Compared to other similar trees, LDATree
sets itself
apart in the following ways:
It applies the idea of LDA (Linear Discriminant Analysis) when selecting variables, finding splits, and fitting models in terminal nodes.
It addresses certain limitations of the R implementation of LDA
(MASS::lda
), such as handling missing values, dealing with
more features than samples, and constant values within groups.
Re-implement LDA using the Generalized Singular Value Decomposition (GSVD), LDATree offers quick response, particularly with large datasets.
The package also includes several visualization tools to provide deeper insights into the data.
Currently, LDATree
offers two methods to construct a
tree:
The first method utilizes a direct-stopping rule, halting the growth process once specific conditions are satisfied.

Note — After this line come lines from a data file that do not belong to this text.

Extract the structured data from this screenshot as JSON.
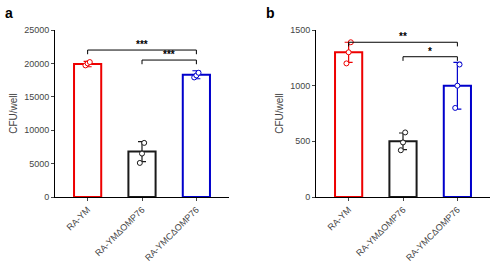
{
  "chart_data": [
    {
      "type": "bar",
      "title": "a",
      "categories": [
        "RA-YM",
        "RA-YMΔOMP76",
        "RA-YMCΔOMP76"
      ],
      "values": [
        19900,
        6800,
        18300
      ],
      "errors": [
        400,
        1500,
        600
      ],
      "points": [
        [
          19700,
          20000,
          20200
        ],
        [
          5100,
          6500,
          8100
        ],
        [
          17900,
          18200,
          18600
        ]
      ],
      "colors": [
        "#EE0000",
        "#1a1a1a",
        "#0000CC"
      ],
      "ylabel": "CFU/well",
      "ylim": [
        0,
        25000
      ],
      "yticks": [
        0,
        5000,
        10000,
        15000,
        20000,
        25000
      ],
      "grid": false,
      "annotations": [
        {
          "from": "RA-YM",
          "to": "RA-YMCΔOMP76",
          "y": 22000,
          "text": "***"
        },
        {
          "from": "RA-YMΔOMP76",
          "to": "RA-YMCΔOMP76",
          "y": 20500,
          "text": "***"
        }
      ]
    },
    {
      "type": "bar",
      "title": "b",
      "categories": [
        "RA-YM",
        "RA-YMΔOMP76",
        "RA-YMCΔOMP76"
      ],
      "values": [
        1300,
        500,
        1000
      ],
      "errors": [
        90,
        75,
        210
      ],
      "points": [
        [
          1200,
          1300,
          1390
        ],
        [
          420,
          490,
          580
        ],
        [
          800,
          1000,
          1190
        ]
      ],
      "colors": [
        "#EE0000",
        "#1a1a1a",
        "#0000CC"
      ],
      "ylabel": "CFU/well",
      "ylim": [
        0,
        1500
      ],
      "yticks": [
        0,
        500,
        1000,
        1500
      ],
      "grid": false,
      "annotations": [
        {
          "from": "RA-YM",
          "to": "RA-YMCΔOMP76",
          "y": 1390,
          "text": "**"
        },
        {
          "from": "RA-YMΔOMP76",
          "to": "RA-YMCΔOMP76",
          "y": 1260,
          "text": "*"
        }
      ]
    }
  ]
}
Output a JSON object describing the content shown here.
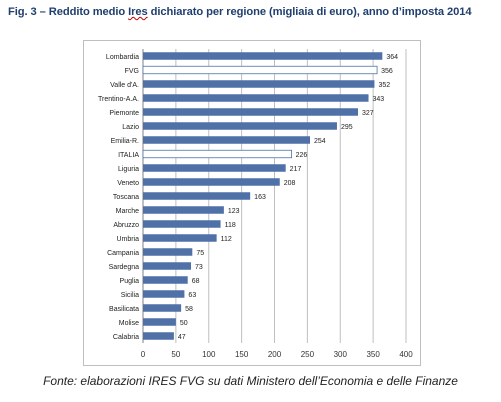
{
  "title": {
    "prefix": "Fig. 3 – Reddito medio ",
    "ires_word": "Ires",
    "suffix": " dichiarato per regione (migliaia di euro), anno d’imposta 2014"
  },
  "source_note": "Fonte: elaborazioni IRES FVG su dati Ministero dell’Economia e delle Finanze",
  "colors": {
    "bar_fill": "#4f71a8",
    "bar_highlight_fill": "#ffffff",
    "bar_highlight_stroke": "#4f71a8",
    "gridline": "#bfbfbf",
    "title": "#1f3f6e"
  },
  "chart_data": {
    "type": "bar",
    "orientation": "horizontal",
    "title": "Fig. 3 – Reddito medio Ires dichiarato per regione (migliaia di euro), anno d’imposta 2014",
    "xlabel": "",
    "ylabel": "",
    "xlim": [
      0,
      400
    ],
    "xticks": [
      0,
      50,
      100,
      150,
      200,
      250,
      300,
      350,
      400
    ],
    "grid": true,
    "legend": "none",
    "categories": [
      "Lombardia",
      "FVG",
      "Valle d'A.",
      "Trentino-A.A.",
      "Piemonte",
      "Lazio",
      "Emilia-R.",
      "ITALIA",
      "Liguria",
      "Veneto",
      "Toscana",
      "Marche",
      "Abruzzo",
      "Umbria",
      "Campania",
      "Sardegna",
      "Puglia",
      "Sicilia",
      "Basilicata",
      "Molise",
      "Calabria"
    ],
    "values": [
      364,
      356,
      352,
      343,
      327,
      295,
      254,
      226,
      217,
      208,
      163,
      123,
      118,
      112,
      75,
      73,
      68,
      63,
      58,
      50,
      47
    ],
    "highlighted": [
      "FVG",
      "ITALIA"
    ]
  }
}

The second approach involves pruning: it permits the building of a larger tree, which is then pruned using cross-validation.
LDATree
offers two plotting methods:
You can use plot
directly to view the full tree
diagram.
To check the individual plot for the node that you are interested in, you have to input the (training) data and specify the node index.

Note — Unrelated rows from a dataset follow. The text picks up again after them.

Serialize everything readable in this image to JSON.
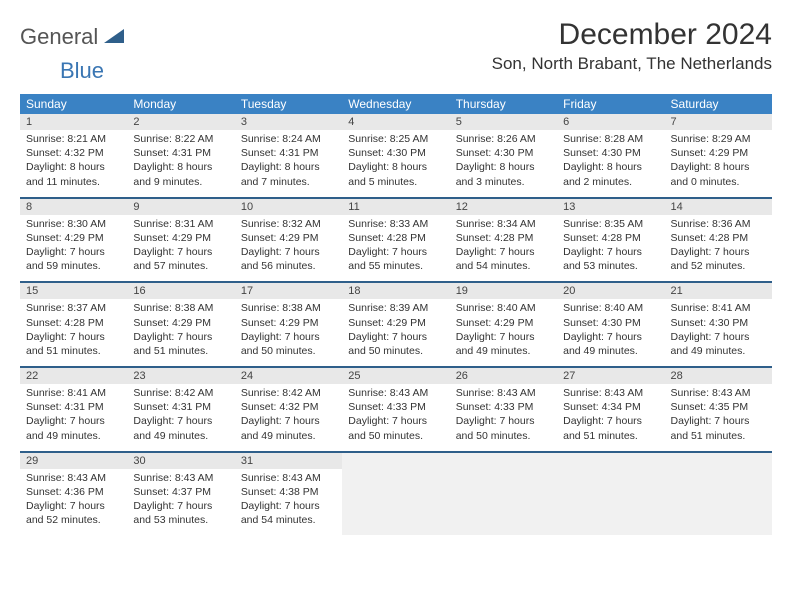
{
  "logo": {
    "text1": "General",
    "text2": "Blue"
  },
  "title": "December 2024",
  "location": "Son, North Brabant, The Netherlands",
  "colors": {
    "header_bg": "#3a82c4",
    "header_text": "#ffffff",
    "daynum_bg": "#e8e8e8",
    "blank_bg": "#f1f1f1",
    "sep": "#2f5f8a",
    "logo_gray": "#555555",
    "logo_blue": "#3a76b3",
    "text": "#333333"
  },
  "day_names": [
    "Sunday",
    "Monday",
    "Tuesday",
    "Wednesday",
    "Thursday",
    "Friday",
    "Saturday"
  ],
  "weeks": [
    [
      {
        "n": "1",
        "sr": "8:21 AM",
        "ss": "4:32 PM",
        "dh": "8",
        "dm": "11"
      },
      {
        "n": "2",
        "sr": "8:22 AM",
        "ss": "4:31 PM",
        "dh": "8",
        "dm": "9"
      },
      {
        "n": "3",
        "sr": "8:24 AM",
        "ss": "4:31 PM",
        "dh": "8",
        "dm": "7"
      },
      {
        "n": "4",
        "sr": "8:25 AM",
        "ss": "4:30 PM",
        "dh": "8",
        "dm": "5"
      },
      {
        "n": "5",
        "sr": "8:26 AM",
        "ss": "4:30 PM",
        "dh": "8",
        "dm": "3"
      },
      {
        "n": "6",
        "sr": "8:28 AM",
        "ss": "4:30 PM",
        "dh": "8",
        "dm": "2"
      },
      {
        "n": "7",
        "sr": "8:29 AM",
        "ss": "4:29 PM",
        "dh": "8",
        "dm": "0"
      }
    ],
    [
      {
        "n": "8",
        "sr": "8:30 AM",
        "ss": "4:29 PM",
        "dh": "7",
        "dm": "59"
      },
      {
        "n": "9",
        "sr": "8:31 AM",
        "ss": "4:29 PM",
        "dh": "7",
        "dm": "57"
      },
      {
        "n": "10",
        "sr": "8:32 AM",
        "ss": "4:29 PM",
        "dh": "7",
        "dm": "56"
      },
      {
        "n": "11",
        "sr": "8:33 AM",
        "ss": "4:28 PM",
        "dh": "7",
        "dm": "55"
      },
      {
        "n": "12",
        "sr": "8:34 AM",
        "ss": "4:28 PM",
        "dh": "7",
        "dm": "54"
      },
      {
        "n": "13",
        "sr": "8:35 AM",
        "ss": "4:28 PM",
        "dh": "7",
        "dm": "53"
      },
      {
        "n": "14",
        "sr": "8:36 AM",
        "ss": "4:28 PM",
        "dh": "7",
        "dm": "52"
      }
    ],
    [
      {
        "n": "15",
        "sr": "8:37 AM",
        "ss": "4:28 PM",
        "dh": "7",
        "dm": "51"
      },
      {
        "n": "16",
        "sr": "8:38 AM",
        "ss": "4:29 PM",
        "dh": "7",
        "dm": "51"
      },
      {
        "n": "17",
        "sr": "8:38 AM",
        "ss": "4:29 PM",
        "dh": "7",
        "dm": "50"
      },
      {
        "n": "18",
        "sr": "8:39 AM",
        "ss": "4:29 PM",
        "dh": "7",
        "dm": "50"
      },
      {
        "n": "19",
        "sr": "8:40 AM",
        "ss": "4:29 PM",
        "dh": "7",
        "dm": "49"
      },
      {
        "n": "20",
        "sr": "8:40 AM",
        "ss": "4:30 PM",
        "dh": "7",
        "dm": "49"
      },
      {
        "n": "21",
        "sr": "8:41 AM",
        "ss": "4:30 PM",
        "dh": "7",
        "dm": "49"
      }
    ],
    [
      {
        "n": "22",
        "sr": "8:41 AM",
        "ss": "4:31 PM",
        "dh": "7",
        "dm": "49"
      },
      {
        "n": "23",
        "sr": "8:42 AM",
        "ss": "4:31 PM",
        "dh": "7",
        "dm": "49"
      },
      {
        "n": "24",
        "sr": "8:42 AM",
        "ss": "4:32 PM",
        "dh": "7",
        "dm": "49"
      },
      {
        "n": "25",
        "sr": "8:43 AM",
        "ss": "4:33 PM",
        "dh": "7",
        "dm": "50"
      },
      {
        "n": "26",
        "sr": "8:43 AM",
        "ss": "4:33 PM",
        "dh": "7",
        "dm": "50"
      },
      {
        "n": "27",
        "sr": "8:43 AM",
        "ss": "4:34 PM",
        "dh": "7",
        "dm": "51"
      },
      {
        "n": "28",
        "sr": "8:43 AM",
        "ss": "4:35 PM",
        "dh": "7",
        "dm": "51"
      }
    ],
    [
      {
        "n": "29",
        "sr": "8:43 AM",
        "ss": "4:36 PM",
        "dh": "7",
        "dm": "52"
      },
      {
        "n": "30",
        "sr": "8:43 AM",
        "ss": "4:37 PM",
        "dh": "7",
        "dm": "53"
      },
      {
        "n": "31",
        "sr": "8:43 AM",
        "ss": "4:38 PM",
        "dh": "7",
        "dm": "54"
      },
      null,
      null,
      null,
      null
    ]
  ]
}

# Three types of individual plots
# 1. Scatter plot on first two LD scores
plot(fit, data = iris, node = 1)
# Prediction only
predictions <- predict(fit, iris)
head(predictions)
#> [1] "setosa" "setosa" "setosa" "setosa" "setosa" "setosa"
For missing values, you do not need to specify anything (unless you
want to); LDATree
will handle it. By default, it fills in
missing numerical variables with their mean and adds a missing flag. For
missing factor variables, it assigns a new level. For more options,
please refer to help(Treee)
.
As we re-implement the LDA/GSVD and apply it in the model fitting, a
by-product is the ldaGSVD
function. Feel free to play with
it and see how it compares to MASS::lda
.